Postby Phil O » Tue Oct 01, 2019 12:08 pm

David B wrote:I have done a couple of demonstration sessions this year, the last at Scaleforum. Much interest was taken in a couple of tools I was using. Several people have told me since that they have bought one or both of the following an found them very useful.

1. Hackle pliers by Veniard, from your local angling shop. They come in two types: standard (on the right) and easy grip with comfortable brass pads. Cost: around £2.50 / £2.75. The grip is quite strong and the jaws are nigh parallel. I have a pair of each.

hackle-pliers_2955.jpg

2. Ceramic tipped tweezers. These I bought off Ebay for about £3.50 a pair. A product of the vaping business, the jaws are heatproof to 1600oC which makes them ideal for soldering. There is no need to mess up the tips of metal tweezers, heating and cooling them which ruins the temper and distorts them.
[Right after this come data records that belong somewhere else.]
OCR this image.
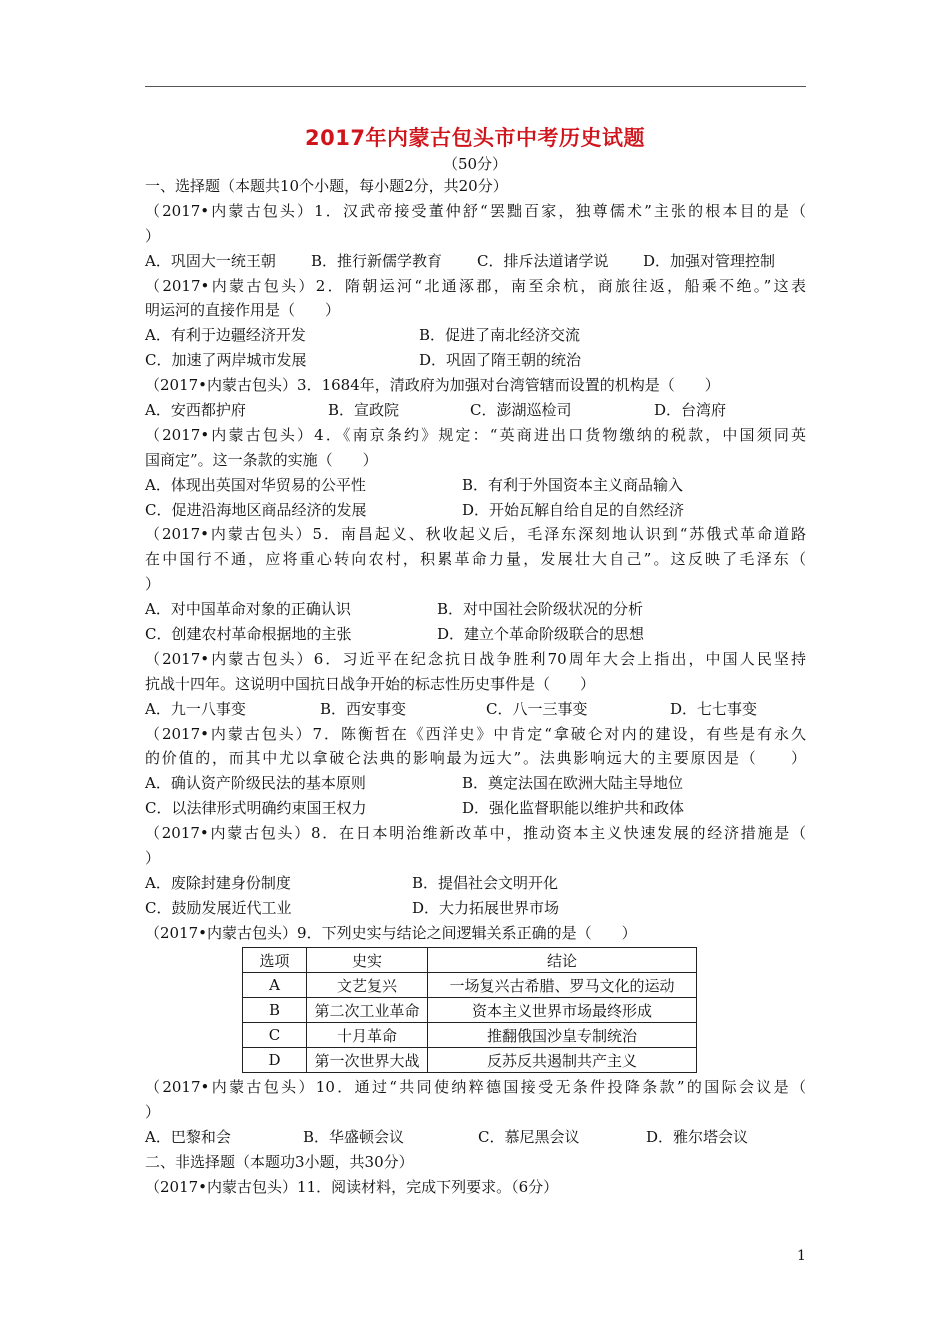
2017年内蒙古包头市中考历史试题
（50分）
一、选择题（本题共10个小题，每小题2分，共20分）
（2017•内蒙古包头）1．汉武帝接受董仲舒“罢黜百家，独尊儒术”主张的根本目的是（
）
A．巩固大一统王朝	B．推行新儒学教育	C．排斥法道诸学说	D．加强对管理控制
（2017•内蒙古包头）2．隋朝运河“北通涿郡，南至余杭，商旅往返，船乘不绝。”这表
明运河的直接作用是（　　）
A．有利于边疆经济开发	B．促进了南北经济交流
C．加速了两岸城市发展	D．巩固了隋王朝的统治
（2017•内蒙古包头）3．1684年，清政府为加强对台湾管辖而设置的机构是（　　）
A．安西都护府	B．宣政院	C．澎湖巡检司	D．台湾府
（2017•内蒙古包头）4．《南京条约》规定：“英商进出口货物缴纳的税款，中国须同英
国商定”。这一条款的实施（　　）
A．体现出英国对华贸易的公平性	B．有利于外国资本主义商品输入
C．促进沿海地区商品经济的发展	D．开始瓦解自给自足的自然经济
（2017•内蒙古包头）5．南昌起义、秋收起义后，毛泽东深刻地认识到“苏俄式革命道路
在中国行不通，应将重心转向农村，积累革命力量，发展壮大自己”。这反映了毛泽东（
）
A．对中国革命对象的正确认识	B．对中国社会阶级状况的分析
C．创建农村革命根据地的主张	D．建立个革命阶级联合的思想
（2017•内蒙古包头）6．习近平在纪念抗日战争胜利70周年大会上指出，中国人民坚持
抗战十四年。这说明中国抗日战争开始的标志性历史事件是（　　）
A．九一八事变	B．西安事变	C．八一三事变	D．七七事变
（2017•内蒙古包头）7．陈衡哲在《西洋史》中肯定“拿破仑对内的建设，有些是有永久
的价值的，而其中尤以拿破仑法典的影响最为远大”。法典影响远大的主要原因是（　　）
A．确认资产阶级民法的基本原则	B．奠定法国在欧洲大陆主导地位
C．以法律形式明确约束国王权力	D．强化监督职能以维护共和政体
（2017•内蒙古包头）8．在日本明治维新改革中，推动资本主义快速发展的经济措施是（
）
A．废除封建身份制度	B．提倡社会文明开化
C．鼓励发展近代工业	D．大力拓展世界市场
（2017•内蒙古包头）9．下列史实与结论之间逻辑关系正确的是（　　）
选项	史实	结论
A	文艺复兴	一场复兴古希腊、罗马文化的运动
B	第二次工业革命	资本主义世界市场最终形成
C	十月革命	推翻俄国沙皇专制统治
D	第一次世界大战	反苏反共遏制共产主义
（2017•内蒙古包头）10．通过“共同使纳粹德国接受无条件投降条款”的国际会议是（
）
A．巴黎和会	B．华盛顿会议	C．慕尼黑会议	D．雅尔塔会议
二、非选择题（本题功3小题，共30分）
（2017•内蒙古包头）11．阅读材料，完成下列要求。（6分）
1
I also find glue does not stick hard to the ceramic jaws when dry and can easily be removed. One point though - don't drop them or push too hard with them or the tips will chip. The jaws are replaceable - if anyone can find replacement tips, please let me know as I have not found any yet!

ceramic_2956.jpg



I have 3 pairs of ceramic tweezers each with different ends, I bought them as a set on Ebay for around £3.50 from China. I would point out that the tips hold the heat for a while.